Sejarah PGRI

Persatuan Guru Republik Indonesia atau disingkat PGRI adalah organisasi profesi yang beranggotakan para guru dan tenaga pendidik di seluruh Indonesia. PGRI didirikan pada 25 November 1945, atau seratus hari setelah kemerdekaan Indonesia. Kendati demikian, motivasi untuk membentuk organisasi sebagai wadah dari para guru sebenarnya telah tumbuh dan berkembang sejak era kebangkitan nasional.

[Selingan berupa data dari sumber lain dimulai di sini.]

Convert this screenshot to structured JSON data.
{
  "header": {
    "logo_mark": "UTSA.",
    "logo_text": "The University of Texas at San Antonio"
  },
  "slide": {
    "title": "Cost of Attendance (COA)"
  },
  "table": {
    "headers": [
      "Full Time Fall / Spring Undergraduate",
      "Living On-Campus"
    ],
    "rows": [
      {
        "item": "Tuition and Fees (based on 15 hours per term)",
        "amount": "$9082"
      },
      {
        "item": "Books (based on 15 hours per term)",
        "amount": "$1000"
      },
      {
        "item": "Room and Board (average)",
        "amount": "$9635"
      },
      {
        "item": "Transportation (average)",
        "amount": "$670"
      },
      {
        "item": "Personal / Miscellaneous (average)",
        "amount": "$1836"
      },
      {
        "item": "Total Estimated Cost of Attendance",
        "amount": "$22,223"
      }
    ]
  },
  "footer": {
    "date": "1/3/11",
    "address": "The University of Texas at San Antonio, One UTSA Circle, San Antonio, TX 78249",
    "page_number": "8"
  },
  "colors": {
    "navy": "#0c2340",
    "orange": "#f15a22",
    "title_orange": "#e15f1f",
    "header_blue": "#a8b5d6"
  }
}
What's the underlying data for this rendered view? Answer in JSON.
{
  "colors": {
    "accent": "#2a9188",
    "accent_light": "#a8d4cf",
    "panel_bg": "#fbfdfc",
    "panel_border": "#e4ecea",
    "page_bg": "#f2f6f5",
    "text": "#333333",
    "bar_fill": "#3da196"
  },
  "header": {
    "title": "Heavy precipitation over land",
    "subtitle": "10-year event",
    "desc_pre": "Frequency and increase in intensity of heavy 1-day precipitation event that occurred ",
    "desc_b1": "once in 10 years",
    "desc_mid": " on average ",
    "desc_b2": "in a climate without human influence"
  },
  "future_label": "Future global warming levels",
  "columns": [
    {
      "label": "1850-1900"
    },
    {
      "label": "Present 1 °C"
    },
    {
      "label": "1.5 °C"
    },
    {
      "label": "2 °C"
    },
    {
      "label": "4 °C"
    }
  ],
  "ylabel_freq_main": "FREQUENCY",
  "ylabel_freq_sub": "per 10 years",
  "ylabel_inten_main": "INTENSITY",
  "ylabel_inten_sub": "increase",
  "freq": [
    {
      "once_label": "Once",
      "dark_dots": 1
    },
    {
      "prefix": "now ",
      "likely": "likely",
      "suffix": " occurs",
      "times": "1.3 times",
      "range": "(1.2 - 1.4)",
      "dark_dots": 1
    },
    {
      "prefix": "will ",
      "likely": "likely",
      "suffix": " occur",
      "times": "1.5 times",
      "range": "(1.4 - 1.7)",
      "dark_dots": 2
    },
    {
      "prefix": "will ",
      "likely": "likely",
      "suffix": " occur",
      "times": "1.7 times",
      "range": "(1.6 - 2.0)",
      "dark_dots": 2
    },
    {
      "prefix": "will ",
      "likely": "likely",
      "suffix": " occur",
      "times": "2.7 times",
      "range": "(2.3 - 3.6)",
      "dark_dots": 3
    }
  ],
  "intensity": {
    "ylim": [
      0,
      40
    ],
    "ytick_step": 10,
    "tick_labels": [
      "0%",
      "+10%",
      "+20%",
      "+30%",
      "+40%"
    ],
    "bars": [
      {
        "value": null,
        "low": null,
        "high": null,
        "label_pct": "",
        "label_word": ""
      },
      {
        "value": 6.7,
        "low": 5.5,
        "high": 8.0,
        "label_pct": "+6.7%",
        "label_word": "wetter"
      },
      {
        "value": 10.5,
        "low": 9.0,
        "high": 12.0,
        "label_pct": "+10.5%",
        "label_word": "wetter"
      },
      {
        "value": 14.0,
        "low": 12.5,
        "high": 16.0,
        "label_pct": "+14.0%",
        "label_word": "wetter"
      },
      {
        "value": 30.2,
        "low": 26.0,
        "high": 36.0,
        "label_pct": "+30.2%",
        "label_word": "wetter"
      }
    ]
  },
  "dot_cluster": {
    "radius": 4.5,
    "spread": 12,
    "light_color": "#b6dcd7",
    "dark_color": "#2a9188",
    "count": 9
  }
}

Anggota organisasi ini terdiri dari para guru bantu, guru desa, kepala sekolah, dan penilik sekolah. Mereka umumnya berasal dari latar pendidikan yang berbeda dan bertugas di Sekolah Desa atau Sekolah Rakyat. PGHB merupakan organisasi guru pertama di Indonesia yang dibentuk untuk memperjuangkan kesejahteraan guru pribumi yang timpang dibanding guru-guru dari Eropa. Selain PGHB, muncul organisasi-organisasi guru lainnya, seperti Persatuan Guru Bantu (PGB), Perserikatan Guru Desa (PGD), Persatuan Guru Ambachtsschool (PGAS), Perserikatan Normaalschool (PNS), Hogere Kweekschool Bond (HKSB), Christelijke Onderwijs Vereneging (COV), Katolieke Onderwijsbond (KOB), Vereneging Van Muloleerkrachten (VVM), dan Nederlands Indische Onderwijs Genootschap (NIOG).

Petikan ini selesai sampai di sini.